08-02-2011 02:37 PM
I have a bit of a hurdle to overcome, maybe someone can help me here.
I have backup exec on what is also a hyper-v server (server 2008 r2), on the local network, it has an unused nic port.
I have a hyper-v server (server 2008 r2) with a few vm's, all of which are in the dmz, it also has an unused nic port.
Would it be advantageous to put the two extra nic ports onto their own network for backup purposes?
Is this considered bad news as far as security goes?
I would use windows firewall at the backup exec server to only allow backup exec information to pass thru.
If this is not a bad idea, should I still keep them physically separated via their own switch, or should I simply put them on their own subnet and let them share the local networks switch?
Any advice on backuping up these servers in the dmz would be great.
One final note: we are not using snapshots, but are grabbing the files from each server and backing up, as if they were physical servers.
thanks in advance
-chris
Solved! Go to Solution.
08-02-2011 06:19 PM
Would it be advantageous to put the two extra nic ports onto their own network for backup purposes?
Definitely, this means that your backup traffic will not have to content with your other network traffic.
Is this considered bad news as far as security goes?

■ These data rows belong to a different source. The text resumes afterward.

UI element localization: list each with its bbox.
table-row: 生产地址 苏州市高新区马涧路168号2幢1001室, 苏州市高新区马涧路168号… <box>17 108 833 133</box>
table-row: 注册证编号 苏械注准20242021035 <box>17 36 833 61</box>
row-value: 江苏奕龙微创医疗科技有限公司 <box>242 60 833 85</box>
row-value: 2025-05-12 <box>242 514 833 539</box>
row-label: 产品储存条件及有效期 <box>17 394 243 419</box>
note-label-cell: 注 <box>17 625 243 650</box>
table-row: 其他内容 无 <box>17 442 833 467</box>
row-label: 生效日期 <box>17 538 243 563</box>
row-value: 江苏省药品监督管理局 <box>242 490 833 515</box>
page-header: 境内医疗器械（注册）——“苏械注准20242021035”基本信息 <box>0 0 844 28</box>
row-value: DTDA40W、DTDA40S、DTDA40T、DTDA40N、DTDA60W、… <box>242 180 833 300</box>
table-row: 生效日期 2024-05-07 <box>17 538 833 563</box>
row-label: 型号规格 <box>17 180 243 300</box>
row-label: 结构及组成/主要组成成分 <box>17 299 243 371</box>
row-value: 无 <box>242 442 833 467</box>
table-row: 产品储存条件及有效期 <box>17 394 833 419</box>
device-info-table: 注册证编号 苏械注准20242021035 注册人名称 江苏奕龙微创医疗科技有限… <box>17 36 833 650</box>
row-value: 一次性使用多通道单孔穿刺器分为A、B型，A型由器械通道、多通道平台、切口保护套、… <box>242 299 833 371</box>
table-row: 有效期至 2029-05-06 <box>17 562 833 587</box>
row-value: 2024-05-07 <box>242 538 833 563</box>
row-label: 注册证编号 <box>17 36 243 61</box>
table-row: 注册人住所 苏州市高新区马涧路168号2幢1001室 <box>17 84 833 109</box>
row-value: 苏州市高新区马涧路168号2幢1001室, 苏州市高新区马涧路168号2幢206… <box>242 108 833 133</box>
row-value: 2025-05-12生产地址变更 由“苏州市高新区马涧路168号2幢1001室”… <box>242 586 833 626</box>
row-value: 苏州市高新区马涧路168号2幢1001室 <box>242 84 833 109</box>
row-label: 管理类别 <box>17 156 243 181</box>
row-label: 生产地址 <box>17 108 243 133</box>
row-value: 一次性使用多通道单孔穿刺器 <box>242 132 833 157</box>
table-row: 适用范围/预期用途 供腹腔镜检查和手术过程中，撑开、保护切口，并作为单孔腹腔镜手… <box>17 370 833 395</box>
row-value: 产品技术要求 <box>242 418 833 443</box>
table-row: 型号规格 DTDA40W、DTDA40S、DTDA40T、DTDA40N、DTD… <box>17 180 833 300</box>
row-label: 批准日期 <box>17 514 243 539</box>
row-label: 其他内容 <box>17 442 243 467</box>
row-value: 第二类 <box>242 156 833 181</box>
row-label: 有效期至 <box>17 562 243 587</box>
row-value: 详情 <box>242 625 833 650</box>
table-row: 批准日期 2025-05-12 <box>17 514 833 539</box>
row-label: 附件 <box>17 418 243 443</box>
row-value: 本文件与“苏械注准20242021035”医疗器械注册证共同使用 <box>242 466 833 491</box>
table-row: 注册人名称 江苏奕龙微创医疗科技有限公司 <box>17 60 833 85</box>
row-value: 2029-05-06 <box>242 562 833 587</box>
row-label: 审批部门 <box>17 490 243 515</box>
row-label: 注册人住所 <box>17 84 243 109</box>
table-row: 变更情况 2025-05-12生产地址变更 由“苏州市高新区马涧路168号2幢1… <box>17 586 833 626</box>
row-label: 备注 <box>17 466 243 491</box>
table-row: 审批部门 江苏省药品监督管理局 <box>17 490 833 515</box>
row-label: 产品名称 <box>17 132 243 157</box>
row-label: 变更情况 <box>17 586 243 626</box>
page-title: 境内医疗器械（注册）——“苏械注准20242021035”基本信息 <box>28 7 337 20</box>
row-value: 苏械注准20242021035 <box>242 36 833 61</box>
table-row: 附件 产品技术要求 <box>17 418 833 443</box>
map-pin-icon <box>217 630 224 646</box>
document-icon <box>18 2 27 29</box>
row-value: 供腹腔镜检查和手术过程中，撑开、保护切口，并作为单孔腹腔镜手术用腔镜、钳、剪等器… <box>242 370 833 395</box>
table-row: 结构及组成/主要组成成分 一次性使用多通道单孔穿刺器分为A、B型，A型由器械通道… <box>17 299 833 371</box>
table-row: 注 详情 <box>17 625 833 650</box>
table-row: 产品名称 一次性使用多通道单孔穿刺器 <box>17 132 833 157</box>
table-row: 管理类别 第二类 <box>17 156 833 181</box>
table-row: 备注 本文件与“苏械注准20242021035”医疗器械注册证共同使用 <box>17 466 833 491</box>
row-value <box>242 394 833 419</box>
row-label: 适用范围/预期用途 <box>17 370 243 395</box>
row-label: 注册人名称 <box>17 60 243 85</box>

Again definitely, the fact that you put the servers in a dmz is that you want to isolate them. If you do set up a dedicated backup LAN, then you would have to firewall the servers and the media server.
08-02-2011 06:19 PM
Would it be advantageous to put the two extra nic ports onto their own network for backup purposes?
Definitely, this means that your backup traffic will not have to content with your other network traffic.

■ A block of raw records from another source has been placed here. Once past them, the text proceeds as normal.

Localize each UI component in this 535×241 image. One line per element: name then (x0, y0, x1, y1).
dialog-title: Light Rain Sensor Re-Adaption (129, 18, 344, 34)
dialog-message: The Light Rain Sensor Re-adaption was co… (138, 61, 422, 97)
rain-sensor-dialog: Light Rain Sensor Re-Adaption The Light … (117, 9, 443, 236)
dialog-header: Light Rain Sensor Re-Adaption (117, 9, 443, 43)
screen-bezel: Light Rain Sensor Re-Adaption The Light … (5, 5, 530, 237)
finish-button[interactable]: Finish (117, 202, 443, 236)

Is this considered bad news as far as security goes?
Again definitely, the fact that you put the servers in a dmz is that you want to isolate them. If you do set up a dedicated backup LAN, then you would have to firewall the servers and the media server.
08-03-2011 05:38 AM
thanks for the quick reply!
as far as security goes, to me that method seems more secure than simply having the backup machine pass through into the dmz through the firewall; but maybe it depends on how it's setup.